Mr Bergin, who moved into an apartment above the bar in 2019, made a similar application last year.
He stated that mitigation measures taken after last year’s application went before the late Judge Marie Quirke had made little difference to the problem. She ordered that the premises implement a 10 decibel drop in the music levels.
Mr Bergin’s barrister Conor Duff suggested that the premises was simply not suitable as a late-night venue.
Bar owner Siobhán Conmy was emotional on the stand when she told the judge that she had spent €58,000 on noise mitigation measures.
“I have always offered to do anything that people have asked. My heart is really in it,” she told the judge.

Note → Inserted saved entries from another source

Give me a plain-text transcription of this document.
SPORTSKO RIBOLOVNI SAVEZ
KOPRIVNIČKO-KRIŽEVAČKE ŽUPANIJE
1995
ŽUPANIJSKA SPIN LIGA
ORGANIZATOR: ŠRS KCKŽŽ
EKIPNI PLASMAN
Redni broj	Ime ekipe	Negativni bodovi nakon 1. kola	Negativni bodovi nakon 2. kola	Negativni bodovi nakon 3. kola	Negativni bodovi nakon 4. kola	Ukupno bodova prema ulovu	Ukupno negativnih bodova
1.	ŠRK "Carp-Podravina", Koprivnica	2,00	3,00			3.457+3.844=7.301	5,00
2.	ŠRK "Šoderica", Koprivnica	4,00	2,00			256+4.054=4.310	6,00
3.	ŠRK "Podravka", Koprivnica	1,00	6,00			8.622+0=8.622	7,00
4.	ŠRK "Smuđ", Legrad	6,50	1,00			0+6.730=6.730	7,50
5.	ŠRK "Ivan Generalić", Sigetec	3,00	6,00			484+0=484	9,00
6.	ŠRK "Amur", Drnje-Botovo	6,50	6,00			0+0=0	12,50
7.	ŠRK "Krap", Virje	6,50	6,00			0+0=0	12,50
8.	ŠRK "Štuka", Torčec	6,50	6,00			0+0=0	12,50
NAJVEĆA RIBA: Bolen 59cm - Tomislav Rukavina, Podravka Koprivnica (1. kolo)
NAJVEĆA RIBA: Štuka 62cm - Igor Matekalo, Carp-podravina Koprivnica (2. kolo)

The late-night licence accounted for 30 per cent of her business and she was fearful of losing it.
Acoustics expert Diarmuid Keaney said he had fitted two noise limiters, one in the front bar and the other in the back, to comply with Judge Quirke’s order, and neither had been tampered with.
Judge Conneely said the management company had said there were others within the building who complained, but none had come forward to give evidence.
There were no actual Irish or EU standards that could be referenced in relation to what constitutes a noise breach and experts were divided on the matter.
The fact that the premises had been a late-night bar for many years was a “relevant matter that the courts must take into consideration”.
The judge found it “strange” that Mr Bergin’s complaint has been ongoing for three years, but he had not sought to engage directly with the owner about the issue.
Taking all that into account, she dismissed Mr Bergin’s application.